Dans un monde où les mobilisations collectives sont de plus en plus difficiles, autant vous dire qu'elle est bien la seule forme de résistance qu'il nous reste. Mais essayons de ne pas le déplorer, au risque de déprimer. "La pandémie et les restrictions qu'elle nous impose nous obligent à faire ce que les stoïciens nous conseillent depuis deux millénaires : ne rien tenir pour acquis. Loin de noircir notre existence, cette attitude lui donne du relief et de la valeur", se réjouit de son côté le professeur de philosophie américain William B. Irvine.
Soyons philosophes, soyons optimistes.
Le stoïcien donne du relief à sa vie, oui, mais met aussi les choses à plat. Son grand combat est celui de la neutralité face à la fatalité. Neutralité des attitudes, des émotions et des réactions, même quand le navire semble couler, dévoré par une monstrueuse tempête. C'est à un grand chamboulement de nos jugements, c'est à dire de notre point de vue porté sur le globe et les aléas du quotidien, que nous invite ce courant de pensée.
"En somme, ce que nous prenons pour des obstacles sont des choses neutres en soi : c'est nous qui leur apposons un jugement positif ou négatif. Confinement et déconfinement sont donc des événements neutres. Ils ne sont ni bons ni mauvais puisqu'ils ne dépendent pas de nous. Mais c'est nous qui les évaluons comme des problèmes ou des soulagements", décrypte La Tribune. A l'ère des emojis, Sénèque et ses amis nous invitent donc à faire preuve d'un brin de discernement. Un sacré challenge n'est-ce pas ?

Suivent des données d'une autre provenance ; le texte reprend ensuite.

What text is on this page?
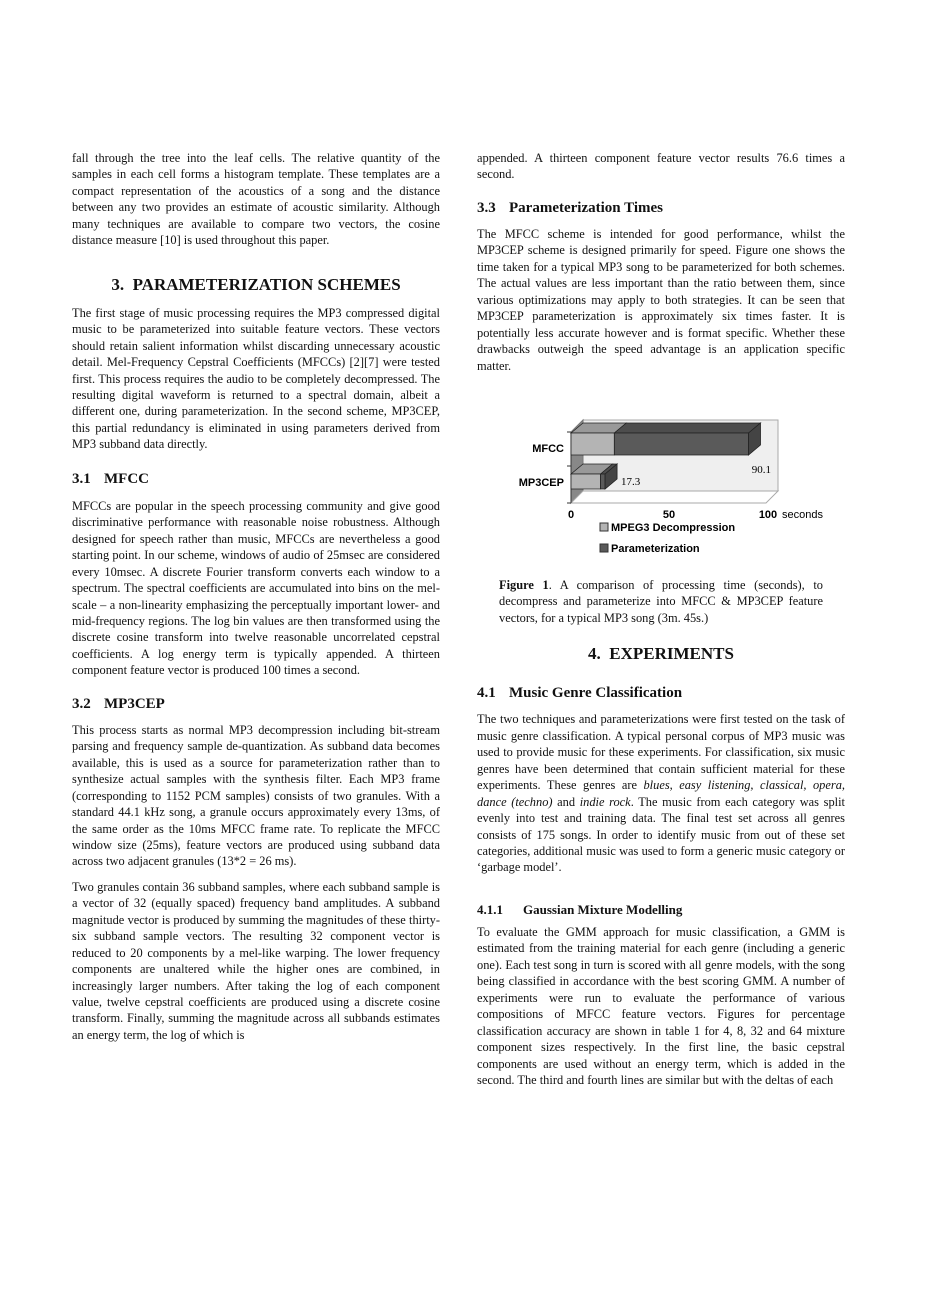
fall through the tree into the leaf cells. The relative quantity of the samples in each cell forms a histogram template. These templates are a compact representation of the acoustics of a song and the distance between any two provides an estimate of acoustic similarity. Although many techniques are available to compare two vectors, the cosine distance measure [10] is used throughout this paper.

3. PARAMETERIZATION SCHEMES

The first stage of music processing requires the MP3 compressed digital music to be parameterized into suitable feature vectors. These vectors should retain salient information whilst discarding unnecessary acoustic detail. Mel-Frequency Cepstral Coefficients (MFCCs) [2][7] were tested first. This process requires the audio to be completely decompressed. The resulting digital waveform is returned to a spectral domain, albeit a different one, during parameterization. In the second scheme, MP3CEP, this partial redundancy is eliminated in using parameters derived from MP3 subband data directly.

3.1 MFCC

MFCCs are popular in the speech processing community and give good discriminative performance with reasonable noise robustness. Although designed for speech rather than music, MFCCs are nevertheless a good starting point. In our scheme, windows of audio of 25msec are considered every 10msec. A discrete Fourier transform converts each window to a spectrum. The spectral coefficients are accumulated into bins on the mel-scale – a non-linearity emphasizing the perceptually important lower- and mid-frequency regions. The log bin values are then transformed using the discrete cosine transform into twelve reasonable uncorrelated cepstral coefficients. A log energy term is typically appended. A thirteen component feature vector is produced 100 times a second.

3.2 MP3CEP

This process starts as normal MP3 decompression including bit-stream parsing and frequency sample de-quantization. As subband data becomes available, this is used as a source for parameterization rather than to synthesize actual samples with the synthesis filter. Each MP3 frame (corresponding to 1152 PCM samples) consists of two granules. With a standard 44.1 kHz song, a granule occurs approximately every 13ms, of the same order as the 10ms MFCC frame rate. To replicate the MFCC window size (25ms), feature vectors are produced using subband data across two adjacent granules (13*2 = 26 ms).

Two granules contain 36 subband samples, where each subband sample is a vector of 32 (equally spaced) frequency band amplitudes. A subband magnitude vector is produced by summing the magnitudes of these thirty-six subband sample vectors. The resulting 32 component vector is reduced to 20 components by a mel-like warping. The lower frequency components are unaltered while the higher ones are combined, in increasingly larger numbers. After taking the log of each component value, twelve cepstral coefficients are produced using a discrete cosine transform. Finally, summing the magnitude across all subbands estimates an energy term, the log of which is

appended. A thirteen component feature vector results 76.6 times a second.

3.3 Parameterization Times

The MFCC scheme is intended for good performance, whilst the MP3CEP scheme is designed primarily for speed. Figure one shows the time taken for a typical MP3 song to be parameterized for both schemes. The actual values are less important than the ratio between them, since various optimizations may apply to both strategies. It can be seen that MP3CEP parameterization is approximately six times faster. It is potentially less accurate however and is format specific. Whether these drawbacks outweigh the speed advantage is an application specific matter.

MFCC
MP3CEP
90.1
17.3
0	50	100 seconds
MPEG3 Decompression
Parameterization

Figure 1. A comparison of processing time (seconds), to decompress and parameterize into MFCC & MP3CEP feature vectors, for a typical MP3 song (3m. 45s.)

4. EXPERIMENTS
4.1 Music Genre Classification

The two techniques and parameterizations were first tested on the task of music genre classification. A typical personal corpus of MP3 music was used to provide music for these experiments. For classification, six music genres have been determined that contain sufficient material for these experiments. These genres are blues, easy listening, classical, opera, dance (techno) and indie rock. The music from each category was split evenly into test and training data. The final test set across all genres consists of 175 songs. In order to identify music from out of these set categories, additional music was used to form a generic music category or ‘garbage model’.

4.1.1 Gaussian Mixture Modelling

To evaluate the GMM approach for music classification, a GMM is estimated from the training material for each genre (including a generic one). Each test song in turn is scored with all genre models, with the song being classified in accordance with the best scoring GMM. A number of experiments were run to evaluate the performance of various compositions of MFCC feature vectors. Figures for percentage classification accuracy are shown in table 1 for 4, 8, 32 and 64 mixture component sizes respectively. In the first line, the basic cepstral components are used without an energy term, which is added in the second. The third and fourth lines are similar but with the deltas of each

Peut-être bien, mais pas si absurde. "Marc Aurèle écrivait et régnait pendant une épidémie de peste. Cela ne devrait donc pas nous surprendre que ses pensées aient conservé une certaine pertinence aujourd'hui", nous rappelle l'auteur Ryan Holiday dans les pages de Refinery 29. Pour l'écrivain, auteur d'essais aux titres bien sentis comme Le calme est la clé et L'ego est ton ennemi, le stoïcisme est un véritable "guide de vie".
Et des guides stoïciens, il y en a plein. L'oeuvre philosophique de Chrysippe de Soles, le Manuel d'Epictète, les écrits de Cléanthe, pour ne citer que cela... De quoi mieux vivre ces couvre-feux qui s'éternisent. Car la lecture face aux déluges est bien la première vertu du stoïcisme, ce mouvement si complexe. "La connaissance pour elle-même n'est pas une vertu dans le stoïcisme, qui ne consiste pas à lire des livres sans fin. Cependant, il ne s'agit pas non plus de paresse intellectuelle : Marc Aurèle bien qu'il dise ne pas ranger ses livres, était un lecteur vorace !", nous apprend l'écrivain écossais et spécialiste de la philosophie stoïcienne Donald Robertson.

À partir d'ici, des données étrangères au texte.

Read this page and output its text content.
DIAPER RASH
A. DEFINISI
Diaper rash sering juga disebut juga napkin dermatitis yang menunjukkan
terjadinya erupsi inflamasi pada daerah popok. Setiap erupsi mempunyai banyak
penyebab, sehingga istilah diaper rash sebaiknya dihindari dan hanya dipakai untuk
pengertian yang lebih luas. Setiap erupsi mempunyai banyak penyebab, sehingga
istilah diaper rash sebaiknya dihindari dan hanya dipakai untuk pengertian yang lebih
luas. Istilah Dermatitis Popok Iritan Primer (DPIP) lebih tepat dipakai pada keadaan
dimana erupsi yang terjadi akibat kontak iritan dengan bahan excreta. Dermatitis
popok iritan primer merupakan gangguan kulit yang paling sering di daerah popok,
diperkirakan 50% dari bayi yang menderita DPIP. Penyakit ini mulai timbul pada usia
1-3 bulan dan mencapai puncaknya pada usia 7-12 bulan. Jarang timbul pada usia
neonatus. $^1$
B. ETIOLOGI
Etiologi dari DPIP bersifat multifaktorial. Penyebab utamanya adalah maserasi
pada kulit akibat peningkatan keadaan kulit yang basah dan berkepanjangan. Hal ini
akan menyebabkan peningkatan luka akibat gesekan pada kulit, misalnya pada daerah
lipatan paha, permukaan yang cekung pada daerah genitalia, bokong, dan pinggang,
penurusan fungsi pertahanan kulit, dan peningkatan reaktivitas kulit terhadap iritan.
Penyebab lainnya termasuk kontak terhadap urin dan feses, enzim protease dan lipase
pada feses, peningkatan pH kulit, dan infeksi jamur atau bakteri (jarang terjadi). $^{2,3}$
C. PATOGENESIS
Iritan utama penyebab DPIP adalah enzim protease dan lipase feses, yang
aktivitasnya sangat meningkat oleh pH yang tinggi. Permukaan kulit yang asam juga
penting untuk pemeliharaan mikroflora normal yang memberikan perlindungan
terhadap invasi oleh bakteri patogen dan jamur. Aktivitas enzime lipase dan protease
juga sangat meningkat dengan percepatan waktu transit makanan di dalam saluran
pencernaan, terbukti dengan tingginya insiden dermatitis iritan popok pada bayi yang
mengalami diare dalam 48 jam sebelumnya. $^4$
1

Autres conseils ? Ne rien tenir pour acquis. Ne pas transformer une tentative de sagesse personnelle en indifférence cynique. Ou notre quête du bonheur et de l'apaisement en mépris des affects d'autrui. Le stoïcisme ne doit pas s'envisager comme un dédain individuel exprimé à l'adresse de l'empathie, de la faiblesse et du désespoir. Il propose simplement d'autres outils pour mesurer notre peine et scruter notre environnement. Prometteur.
"Lire un texte stoïcien, ce n'est pas simplement être appelé à 'faire mieux', à 'donner son maximum' ou à 's'efforcer d'être meilleur'. C'est avant tout, prendre une grande bouffée d'un air si frais qu'il pourra paraître glacé à certains et peut-être impropre à toute respiration ultérieure. Car la méthode du stoïcisme est la suivante : ne plus jamais respirer comme avant ; ne plus jamais vivre comme avant. à cette condition l'on pourra faire de soi une citadelle imprenable", théorise enfin France Culture. De quoi transformer notre espace confiné en château fort.